ECB president Mario Draghi said the bank had stepped up preparations to undertake additional stimulus measures, such as central banks in Britain, Japan and the United States have done.

According to the ECB’s new forecasts, inflation in the single currency area should average 0.5 percent this year and pick up only gradually to 1.3 percent in 2016, a long way off the central bank’s target of around 2.0 percent.

At the same time, area-wide economic growth would amount to a paltry 0.8 percent in 2014 and expand to a lacklustre 1.5 percent in 2016.

Low inflation or even falling prices may sound good for the consumer, but not from a central bank’s point of view. They can trigger a vicious spiral where businesses and households delay purchases, throttling demand and causing companies to lay off workers.

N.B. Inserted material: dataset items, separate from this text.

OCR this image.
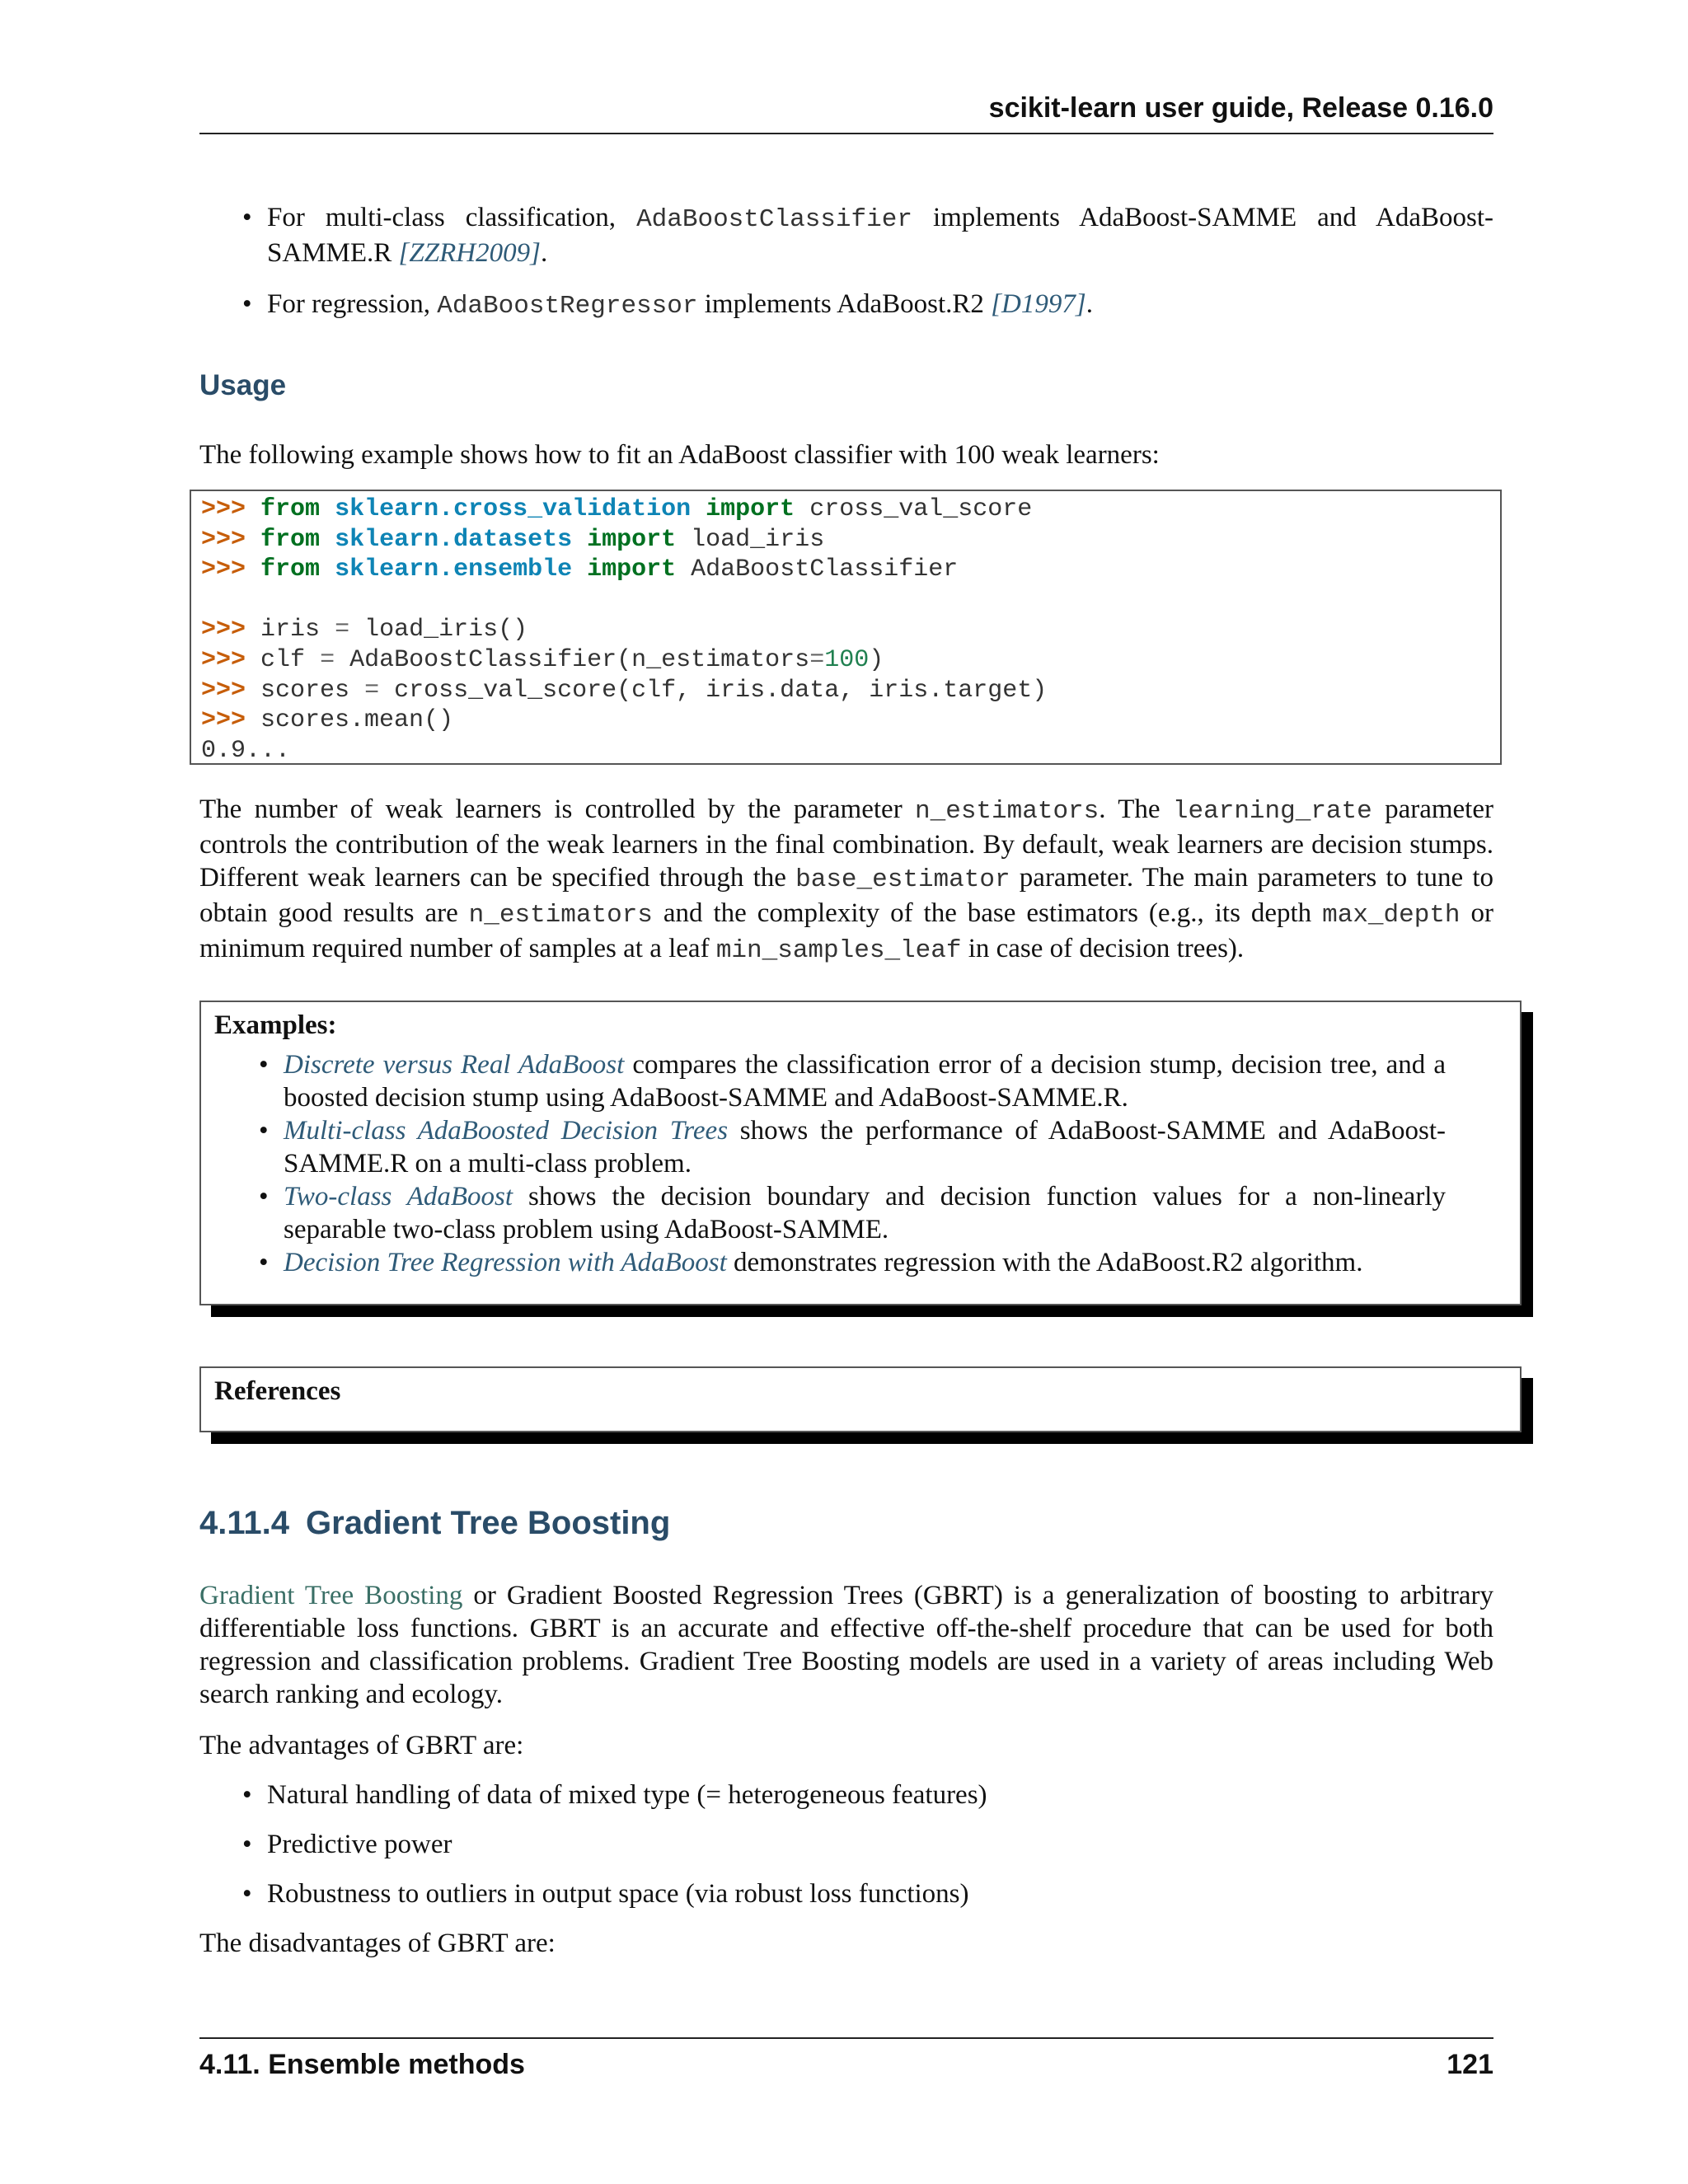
scikit-learn user guide, Release 0.16.0
• For multi-class classification, AdaBoostClassifier implements AdaBoost-SAMME and AdaBoost-SAMME.R [ZZRH2009].
• For regression, AdaBoostRegressor implements AdaBoost.R2 [D1997].
Usage

The following example shows how to fit an AdaBoost classifier with 100 weak learners:

>>> from sklearn.cross_validation import cross_val_score
>>> from sklearn.datasets import load_iris
>>> from sklearn.ensemble import AdaBoostClassifier
>>> iris = load_iris()
>>> clf = AdaBoostClassifier(n_estimators=100)
>>> scores = cross_val_score(clf, iris.data, iris.target)
>>> scores.mean()
0.9...

The number of weak learners is controlled by the parameter n_estimators. The learning_rate parameter controls the contribution of the weak learners in the final combination. By default, weak learners are decision stumps. Different weak learners can be specified through the base_estimator parameter. The main parameters to tune to obtain good results are n_estimators and the complexity of the base estimators (e.g., its depth max_depth or minimum required number of samples at a leaf min_samples_leaf in case of decision trees).

Examples:
• Discrete versus Real AdaBoost compares the classification error of a decision stump, decision tree, and a boosted decision stump using AdaBoost-SAMME and AdaBoost-SAMME.R.
• Multi-class AdaBoosted Decision Trees shows the performance of AdaBoost-SAMME and AdaBoost-SAMME.R on a multi-class problem.
• Two-class AdaBoost shows the decision boundary and decision function values for a non-linearly separable two-class problem using AdaBoost-SAMME.
• Decision Tree Regression with AdaBoost demonstrates regression with the AdaBoost.R2 algorithm.
References
4.11.4 Gradient Tree Boosting

Gradient Tree Boosting or Gradient Boosted Regression Trees (GBRT) is a generalization of boosting to arbitrary differentiable loss functions. GBRT is an accurate and effective off-the-shelf procedure that can be used for both regression and classification problems. Gradient Tree Boosting models are used in a variety of areas including Web search ranking and ecology.

The advantages of GBRT are:

• Natural handling of data of mixed type (= heterogeneous features)
• Predictive power
• Robustness to outliers in output space (via robust loss functions)

The disadvantages of GBRT are:

4.11. Ensemble methods	121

Draghi insisted that the raft of different measures so far “will further ease the monetary policy stance more broadly” in the coming months.

No need for unanimity
The ECB would then “early next year reassess the monetary stimulus achieved, the expansion of the balance sheet and the outlook for price developments,” Draghi told a news conference in Frankfurt.

“Should it become necessary to further address risks of too prolonged a period of low inflation, the governing council remains unanimous in its commitment to using additional unconventional instruments within its mandate. This would imply altering early next year the size, pace and composition of our measures.”

The ECB has already cut its interest rates to new all-time lows, made unprecedented amounts of cheap loans available to banks via its LTRO and TLTRO programs, and embarked on asset purchase programs (ABSs and covered bonds) to pump liquidity into the financial system.

But it has also hinted at more radical action in the form of quantitative easing (QE), a policy used by other central banks to stimulate their sluggish economies.

QE is the large-scale purchase of government bonds and such a policy has many critics in Europe, not least the German central bank or Bundesbank, because it is felt that it takes the ECB outside its remit and is effectively a license to print money to get governments out of debt.

Draghi argued that any decision to launch QE would not need to be unanimous on the ECB council.

“We don’t need unanimity. It’s an important monetary policy measure. It can be designed to have consensus,” Draghi said, adding that QE could take different forms, not simply sovereign bonds.

QE on its way?
For some ECB watchers, Draghi’s comments sent a clear signal that QE was on its way.

“We feel it confirms our prediction that the ECB will decide on a broad program of sovereign bond purchases at one of the first three meetings of next year,” said Commerzbank economist Joerg Kraemer.

Berenberg Bank economist Christian Schulz predicted that the ECB would “announce more stimulus on January 22 or March 5.”

Nevertheless, “what exactly the ECB will do remains the open question,” Schulz said.

“It is important to note that the sovereign bond purchase program as a stand-alone is unlikely to have the dimensions of the US, British, or let alone Japanese programs,” he said.

Tom Rogers at EY Eurozone Forecast was even more skeptical.

“We are less convinced—with bond yields so low it’s hard to see what [a QE program]would achieve with respect to fundamental economic conditions.

“We think the ECB will collectively hold its nerve and accentuate the positives when it meets again in six weeks’ time, such that the political difficulties associated with sovereign bond purchases do not have to be dealt with—for the time being at least,” Rogers concluded.

European shares fell after the ECB announcement appeared to disappoint markets eager for stimulus to revive the stalling eurozone economy.